Pledges put forward since the Copenhagen climate change conference will unlikely be able to keep temperatures from rising more than 2 degrees Celsius by the middle of the century, a new study finds.


The new greenhouse gas modeling study — compiled in the United Nations Environment Programme (UNEP) Year Book 2010 launched Tuesday — urged countries to be more ambitious in cutting greenhouse gas emissions if the world is to curb a rise in the global temperature at 2 degrees Celsius or less.

The study suggests that annual global greenhouse gas emissions should not be larger than 40 to 48.3 gigatons (Gt) of equivalent CO2 in 2020 and should peak sometime between 2015 and 2021.

It estimates that between 2020 and 2050, global emissions need to fall by between 48 and 72 percent, indicating that cuts to greenhouse gas emissions of 3 percent a year over a 30 year period is also needed.

“Such a path offers a ‘medium’ likelihood or at least a 50:50 chance of keeping a global
temperature rise at below 2 degrees Celsius,” it said.

UNEP executive director Achim Steiner noted there are clearly a great deal of assumptions underlying the figures, but they do provide an indication of where countries are and perhaps more importantly, where they need to aim.

“No one should assume that [the pledges] will be enough,” he said at the launch, held on the sidelines of the three-day Simultaneous Extraordinary Meetings of the Conference of Parties to the Basel, Rotterdam and Stockholm conventions in Nusa Dua, Bali.
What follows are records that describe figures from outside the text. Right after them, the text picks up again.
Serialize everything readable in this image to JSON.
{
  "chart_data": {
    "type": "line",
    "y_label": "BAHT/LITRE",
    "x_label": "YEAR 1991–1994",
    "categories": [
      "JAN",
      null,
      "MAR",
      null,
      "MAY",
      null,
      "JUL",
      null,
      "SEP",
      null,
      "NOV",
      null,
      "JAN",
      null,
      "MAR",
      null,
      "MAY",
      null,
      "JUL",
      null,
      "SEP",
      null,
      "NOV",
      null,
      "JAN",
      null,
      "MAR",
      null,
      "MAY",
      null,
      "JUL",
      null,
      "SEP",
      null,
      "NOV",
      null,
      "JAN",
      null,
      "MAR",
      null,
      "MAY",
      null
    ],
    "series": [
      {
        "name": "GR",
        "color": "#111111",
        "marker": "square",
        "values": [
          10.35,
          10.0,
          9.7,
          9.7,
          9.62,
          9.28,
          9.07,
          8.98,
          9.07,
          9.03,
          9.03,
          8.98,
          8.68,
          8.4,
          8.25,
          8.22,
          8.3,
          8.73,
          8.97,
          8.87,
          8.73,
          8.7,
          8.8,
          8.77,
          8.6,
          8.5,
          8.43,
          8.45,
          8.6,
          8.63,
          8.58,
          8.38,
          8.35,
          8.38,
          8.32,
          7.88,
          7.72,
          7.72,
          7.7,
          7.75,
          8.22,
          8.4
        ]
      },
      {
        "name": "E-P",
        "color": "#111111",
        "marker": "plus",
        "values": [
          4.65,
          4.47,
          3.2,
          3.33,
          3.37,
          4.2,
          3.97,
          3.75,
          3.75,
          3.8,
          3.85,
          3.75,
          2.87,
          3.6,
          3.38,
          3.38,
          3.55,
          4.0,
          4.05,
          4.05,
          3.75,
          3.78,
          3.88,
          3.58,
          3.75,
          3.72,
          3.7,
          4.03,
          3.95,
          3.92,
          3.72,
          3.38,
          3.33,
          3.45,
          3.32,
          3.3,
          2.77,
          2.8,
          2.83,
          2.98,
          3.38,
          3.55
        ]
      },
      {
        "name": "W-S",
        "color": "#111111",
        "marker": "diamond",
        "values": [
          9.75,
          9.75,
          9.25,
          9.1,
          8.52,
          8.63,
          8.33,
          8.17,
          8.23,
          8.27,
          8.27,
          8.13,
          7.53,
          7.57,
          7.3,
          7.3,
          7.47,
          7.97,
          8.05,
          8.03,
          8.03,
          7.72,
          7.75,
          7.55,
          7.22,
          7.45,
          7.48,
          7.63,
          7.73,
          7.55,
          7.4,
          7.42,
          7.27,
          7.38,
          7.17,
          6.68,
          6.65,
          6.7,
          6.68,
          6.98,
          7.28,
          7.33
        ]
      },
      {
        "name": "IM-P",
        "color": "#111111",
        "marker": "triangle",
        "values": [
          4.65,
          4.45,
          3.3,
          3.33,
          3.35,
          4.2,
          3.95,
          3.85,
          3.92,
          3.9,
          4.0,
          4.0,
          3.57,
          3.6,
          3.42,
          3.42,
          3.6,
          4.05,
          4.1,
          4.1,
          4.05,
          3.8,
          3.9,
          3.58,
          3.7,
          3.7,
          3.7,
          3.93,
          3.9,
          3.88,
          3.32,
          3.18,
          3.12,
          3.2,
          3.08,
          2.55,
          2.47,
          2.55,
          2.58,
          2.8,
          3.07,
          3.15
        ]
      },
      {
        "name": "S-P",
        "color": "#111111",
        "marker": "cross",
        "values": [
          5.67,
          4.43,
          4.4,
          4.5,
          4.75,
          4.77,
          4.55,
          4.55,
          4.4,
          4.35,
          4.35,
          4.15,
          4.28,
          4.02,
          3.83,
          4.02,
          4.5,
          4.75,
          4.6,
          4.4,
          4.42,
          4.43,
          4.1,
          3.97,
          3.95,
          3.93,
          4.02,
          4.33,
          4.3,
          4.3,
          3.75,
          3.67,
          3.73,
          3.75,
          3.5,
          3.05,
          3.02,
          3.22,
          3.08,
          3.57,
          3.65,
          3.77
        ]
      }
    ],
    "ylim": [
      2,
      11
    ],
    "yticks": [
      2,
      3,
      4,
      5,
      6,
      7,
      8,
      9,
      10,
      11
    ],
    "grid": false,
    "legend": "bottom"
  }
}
The conference will conclude Wednesday, the same day as the opening of the UNEP’s Governing Council/Global Ministerial Environment Forum, the largest such meeting since the Copenhagen Climate Conference last December.

The study, based on estimates by researchers at nine leading centers, has analyzed the pledges of 60 developed and developing countries recently submitted to the UN Framework Convention on Climate Change.

The centers have now estimated how far these pledges go toward meeting a reasonable “peak” in emissions depending on whether the high of the low intensions are met.

“The expected emissions for 2020 range between 48.8 to 51.2 Gt of CO2 equivalent based on whether high or low pledges will be fulfilled,” it said.

Emissions in 2020 need to be between 40 and 48.3 Gt to meet the 2 degree Celsius aim in 2050.

“There clearly is a ‘Gigaton gap’, which may be significant according to some of the modelers and if over the next few years only the lower end of nations’ ambitions are fulfilled,” Steiner said.

“This needs to be bridged, and bridged quickly, if the international community is to protectively manage emissions down in a way that makes economic sense.”

Indonesian delegate Liana Bratasida, who is the environment minister’s assistant for global environment affairs and international cooperation, acknowledged the Copenhagen Accord as an important step, mainly for treating mitigation and adaptation efforts equally.

“But the [emissions cuts] pledges from the developed countries are far from enough,” she said.

The US, which refused to ratify the Kyoto Protocol of 5 percent emission cuts, would only aim to cut its emissions by 17 percent by 2020 compared to 2005 levels.